The manager bit his lip.  'I can only sell you business class.'  'But this is the second ticket I'm buying for the same flight.  Please sell me an economy.'  'Well, it's 10 pm right now.  Wait until 10:20'. 

At the time an economy seat showed up, and twenty minutes later they had issued me my ticket.  Then a nice policemen whom I had befriended whisked me to the front of the immigration line.  Then after a few minutes of bureaucratic incompetence I was free and clear and on my way to the gate.

Once again I was the only non-Bengali on the fully booked flight.  I was in the middle seat in the back, with a two year old baby in the seat in front of me.  Well, you takes what you can gets.  But then, talk about Bengali hospitality!  A steward comes back and tells me that they are transferring me up to the almost empty Business Class.  Hot damn, the white sahib upgrade!  And I wasn't too politically correct to turn it down, neither.

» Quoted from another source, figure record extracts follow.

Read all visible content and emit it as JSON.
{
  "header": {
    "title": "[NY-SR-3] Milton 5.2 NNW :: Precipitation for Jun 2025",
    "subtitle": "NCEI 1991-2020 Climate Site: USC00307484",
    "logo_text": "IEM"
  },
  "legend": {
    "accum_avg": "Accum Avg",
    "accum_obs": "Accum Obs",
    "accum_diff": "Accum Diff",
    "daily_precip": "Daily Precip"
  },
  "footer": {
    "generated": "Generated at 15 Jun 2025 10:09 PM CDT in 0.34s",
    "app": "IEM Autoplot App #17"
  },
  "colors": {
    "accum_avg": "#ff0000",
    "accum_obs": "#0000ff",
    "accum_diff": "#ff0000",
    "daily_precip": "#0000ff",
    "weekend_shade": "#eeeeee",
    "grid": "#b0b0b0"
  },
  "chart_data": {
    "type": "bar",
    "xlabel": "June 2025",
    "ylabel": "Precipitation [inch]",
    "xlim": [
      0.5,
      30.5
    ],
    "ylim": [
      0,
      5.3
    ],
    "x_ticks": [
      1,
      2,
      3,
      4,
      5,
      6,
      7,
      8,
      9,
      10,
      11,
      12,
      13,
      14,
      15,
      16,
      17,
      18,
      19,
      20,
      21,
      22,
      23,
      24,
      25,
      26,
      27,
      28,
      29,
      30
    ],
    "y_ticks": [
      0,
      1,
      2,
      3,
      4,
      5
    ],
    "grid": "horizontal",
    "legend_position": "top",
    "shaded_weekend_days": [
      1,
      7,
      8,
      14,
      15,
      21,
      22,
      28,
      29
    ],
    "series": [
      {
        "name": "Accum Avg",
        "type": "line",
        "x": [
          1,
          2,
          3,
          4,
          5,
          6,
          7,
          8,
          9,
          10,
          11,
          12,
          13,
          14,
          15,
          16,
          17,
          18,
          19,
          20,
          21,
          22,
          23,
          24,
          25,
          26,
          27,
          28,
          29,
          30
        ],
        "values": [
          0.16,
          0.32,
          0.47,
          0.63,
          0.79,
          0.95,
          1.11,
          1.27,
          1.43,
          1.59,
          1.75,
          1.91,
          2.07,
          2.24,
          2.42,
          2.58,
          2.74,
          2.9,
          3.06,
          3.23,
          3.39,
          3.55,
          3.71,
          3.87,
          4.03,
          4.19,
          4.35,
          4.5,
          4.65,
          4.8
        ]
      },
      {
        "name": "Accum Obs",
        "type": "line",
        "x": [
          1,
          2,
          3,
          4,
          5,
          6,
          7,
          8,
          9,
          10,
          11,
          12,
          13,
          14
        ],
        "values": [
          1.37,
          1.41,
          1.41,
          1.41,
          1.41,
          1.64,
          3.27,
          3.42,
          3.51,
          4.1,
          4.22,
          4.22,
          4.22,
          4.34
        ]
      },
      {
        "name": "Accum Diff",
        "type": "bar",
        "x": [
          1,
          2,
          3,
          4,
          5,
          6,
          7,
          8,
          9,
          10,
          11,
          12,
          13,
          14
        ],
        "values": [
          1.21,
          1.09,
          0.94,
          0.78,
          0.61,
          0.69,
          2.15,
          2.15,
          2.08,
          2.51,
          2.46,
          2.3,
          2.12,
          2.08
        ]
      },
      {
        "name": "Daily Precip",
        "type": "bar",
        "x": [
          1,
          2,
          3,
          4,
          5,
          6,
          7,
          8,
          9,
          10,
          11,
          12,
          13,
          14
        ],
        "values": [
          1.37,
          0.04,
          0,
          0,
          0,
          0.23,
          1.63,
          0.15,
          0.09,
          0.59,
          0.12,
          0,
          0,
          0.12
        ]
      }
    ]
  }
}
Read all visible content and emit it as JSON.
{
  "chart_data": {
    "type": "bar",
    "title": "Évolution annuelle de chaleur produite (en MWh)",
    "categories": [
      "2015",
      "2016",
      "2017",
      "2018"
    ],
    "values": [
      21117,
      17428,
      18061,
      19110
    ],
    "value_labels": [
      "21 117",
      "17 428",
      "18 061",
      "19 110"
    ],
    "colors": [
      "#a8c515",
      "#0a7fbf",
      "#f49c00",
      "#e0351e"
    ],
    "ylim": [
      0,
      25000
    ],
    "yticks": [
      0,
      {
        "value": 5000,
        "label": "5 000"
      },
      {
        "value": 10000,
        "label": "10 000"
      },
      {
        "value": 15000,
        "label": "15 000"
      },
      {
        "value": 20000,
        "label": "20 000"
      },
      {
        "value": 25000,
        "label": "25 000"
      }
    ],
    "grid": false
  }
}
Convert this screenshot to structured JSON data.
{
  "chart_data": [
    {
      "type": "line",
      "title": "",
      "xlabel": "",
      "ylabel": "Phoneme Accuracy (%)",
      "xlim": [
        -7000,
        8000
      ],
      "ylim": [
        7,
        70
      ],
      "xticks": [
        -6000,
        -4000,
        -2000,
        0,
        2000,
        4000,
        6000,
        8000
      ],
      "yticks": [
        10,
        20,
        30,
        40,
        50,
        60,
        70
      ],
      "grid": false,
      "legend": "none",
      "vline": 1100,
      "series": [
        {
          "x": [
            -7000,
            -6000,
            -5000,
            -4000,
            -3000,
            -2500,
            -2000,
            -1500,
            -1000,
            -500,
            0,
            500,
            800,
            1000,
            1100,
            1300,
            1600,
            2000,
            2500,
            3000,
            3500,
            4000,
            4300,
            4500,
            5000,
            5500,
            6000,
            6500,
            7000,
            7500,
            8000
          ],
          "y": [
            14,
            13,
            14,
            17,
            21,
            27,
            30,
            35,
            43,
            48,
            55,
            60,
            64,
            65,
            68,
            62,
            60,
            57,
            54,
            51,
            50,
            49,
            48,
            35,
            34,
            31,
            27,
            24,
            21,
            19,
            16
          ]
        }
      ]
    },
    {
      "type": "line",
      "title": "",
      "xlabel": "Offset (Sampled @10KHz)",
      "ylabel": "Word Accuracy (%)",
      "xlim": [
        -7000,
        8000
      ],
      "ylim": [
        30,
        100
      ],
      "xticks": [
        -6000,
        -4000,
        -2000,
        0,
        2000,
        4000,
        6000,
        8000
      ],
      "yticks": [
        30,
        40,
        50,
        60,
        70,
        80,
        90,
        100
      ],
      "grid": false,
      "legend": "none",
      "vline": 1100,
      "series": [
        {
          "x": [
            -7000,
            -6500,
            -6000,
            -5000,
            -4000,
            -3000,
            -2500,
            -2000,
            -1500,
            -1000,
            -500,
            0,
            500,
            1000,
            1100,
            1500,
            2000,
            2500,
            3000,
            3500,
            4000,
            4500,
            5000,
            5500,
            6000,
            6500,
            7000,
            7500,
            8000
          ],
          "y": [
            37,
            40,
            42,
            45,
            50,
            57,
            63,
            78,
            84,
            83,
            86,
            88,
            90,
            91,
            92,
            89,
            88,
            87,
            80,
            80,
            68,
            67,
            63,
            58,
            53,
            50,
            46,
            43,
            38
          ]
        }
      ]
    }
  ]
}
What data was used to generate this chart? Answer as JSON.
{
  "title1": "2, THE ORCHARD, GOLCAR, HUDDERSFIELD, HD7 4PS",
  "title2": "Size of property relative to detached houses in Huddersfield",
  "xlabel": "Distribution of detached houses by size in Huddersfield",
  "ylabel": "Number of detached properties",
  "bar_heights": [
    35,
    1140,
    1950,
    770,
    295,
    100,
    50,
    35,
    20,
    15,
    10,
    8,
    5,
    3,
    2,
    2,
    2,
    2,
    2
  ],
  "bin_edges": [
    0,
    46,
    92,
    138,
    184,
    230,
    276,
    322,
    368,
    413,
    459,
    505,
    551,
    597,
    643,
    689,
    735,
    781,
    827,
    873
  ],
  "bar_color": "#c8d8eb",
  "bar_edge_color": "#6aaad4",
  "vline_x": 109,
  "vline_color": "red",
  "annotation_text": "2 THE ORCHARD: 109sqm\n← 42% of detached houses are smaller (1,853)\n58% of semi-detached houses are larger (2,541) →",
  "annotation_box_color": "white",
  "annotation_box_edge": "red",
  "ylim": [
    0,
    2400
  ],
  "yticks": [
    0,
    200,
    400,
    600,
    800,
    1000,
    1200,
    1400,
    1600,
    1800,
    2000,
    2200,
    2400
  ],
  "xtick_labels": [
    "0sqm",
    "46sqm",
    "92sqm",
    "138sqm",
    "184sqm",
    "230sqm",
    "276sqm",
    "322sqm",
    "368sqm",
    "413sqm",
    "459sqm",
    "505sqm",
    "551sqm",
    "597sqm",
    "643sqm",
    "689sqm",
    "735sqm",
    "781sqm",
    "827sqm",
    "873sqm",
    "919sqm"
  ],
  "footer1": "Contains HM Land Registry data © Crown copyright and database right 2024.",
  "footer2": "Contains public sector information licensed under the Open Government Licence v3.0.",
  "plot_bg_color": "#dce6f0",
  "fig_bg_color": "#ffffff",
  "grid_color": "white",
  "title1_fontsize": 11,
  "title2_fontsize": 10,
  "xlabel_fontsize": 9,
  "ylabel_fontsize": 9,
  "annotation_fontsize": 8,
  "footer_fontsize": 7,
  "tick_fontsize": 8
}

Although Business Class isn't quite so special at 3 in the morning when everybody is just trying to nod out.  But I was the first off the plane, and although KLIA is a humongous airport, I made the shuttle in good time, sailed through immigration, and my bag was the first off the carousel.  It would have been just possible to run upstairs and barely make the flight to Brunei.  And wouldn't that have been a spectacular end to the story?

Unfortunately Air Asia operates out of a different terminal than does Air Malaysia.  And in this instance 'Terminal 2' is over twenty miles away.  So that by the time I finally got there the flight to Brunei was just taking off.  Over to the Air Asia service desk.  They can send me on their next flight over for an upcharge of 'only' $75.  Great, let's do it.

Now all I have to do is figure out how to stay awake at the airport for another six hours.